Artificial intelligence (AI) tools have become increasingly prominent in various sectors, from autonomous vehicles to medical imaging. However, a recent study has discovered that AI networks are more susceptible to targeted attacks than previously believed. Specifically, the study focused on adversarial attacks, where individuals manipulate the data input into an AI system in order to deceive it. For instance, by strategically placing a sticker on a stop sign, hackers can render the sign completely invisible to an AI system, potentially leading to accidents. Similarly, hackers can modify X-ray images to mislead AI systems into providing inaccurate diagnoses.

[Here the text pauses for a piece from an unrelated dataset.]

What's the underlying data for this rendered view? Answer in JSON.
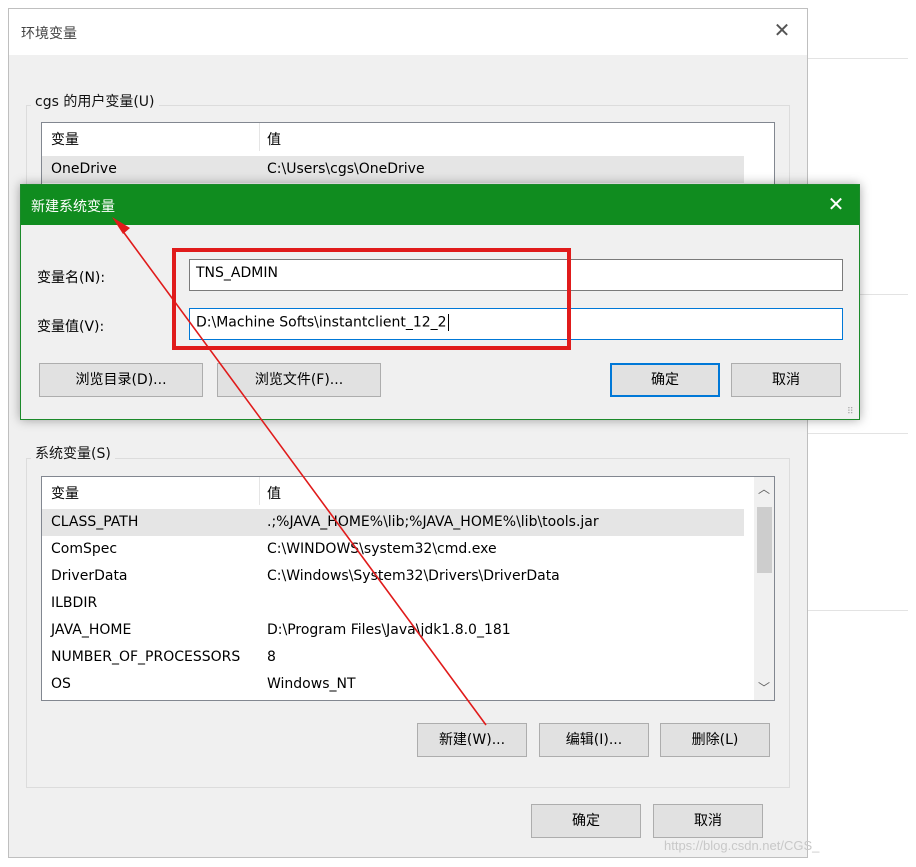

While AI systems can generally identify stop signs despite alterations, vulnerabilities exist that attackers can exploit. These vulnerabilities allow attackers to manipulate AI systems and make them interpret data in a way that suits their intentions. For example, an AI system trained to identify stop signs can be made to identify the sign as a mailbox, speed limit sign, or even a green light by utilizing slightly different stickers or exploiting other vulnerabilities. Such findings are critical because if an AI system proves unable to withstand these attacks, it cannot be safely implemented—especially in applications that have implications for human safety.
To assess the vulnerability of deep neural networks to adversarial attacks, researchers developed a software called QuadAttacK. This software can be used to detect vulnerabilities in any deep neural network. By testing a trained AI system with clean data, QuadAttacK observes the AI’s decision-making process and learns how it interprets data. Consequently, QuadAttacK identifies ways to manipulate the data and deceive the AI system accordingly. This allows the software to make the AI system perceive the manipulated data as desired.

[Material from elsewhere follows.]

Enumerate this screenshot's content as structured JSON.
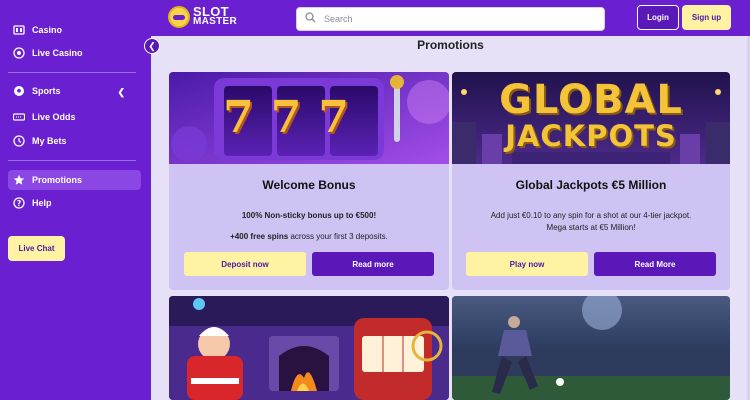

Proof-of-concept testing was conducted using QuadAttacK on four widely-used deep neural networks: ResNet-50, DenseNet-121, ViT-B, and DEiT-S. The researchers were astonished to find that all four networks were highly vulnerable to adversarial attacks. Furthermore, they discovered that the attacks could be fine-tuned to make the AI systems interpret the data according to the attacker’s intentions.
Given these vulnerabilities, the researchers have made QuadAttacK publicly available for use by the research community. The next step is to develop strategies to minimize these vulnerabilities, although specific solutions are still being investigated.
The study, titled “QuadAttacK: A Quadratic Programming Approach to Learning Ordered Top-K Adversarial Attacks,” will be presented on December 16 at the Thirty-seventh Conference on Neural Information Processing Systems (NeurIPS 2023) in New Orleans, Louisiana. Thomas Paniagua, a Ph.D. student at North Carolina State University, is the first author of the paper, while Ryan Grainger, also a Ph.D. student at NC State, is a co-author.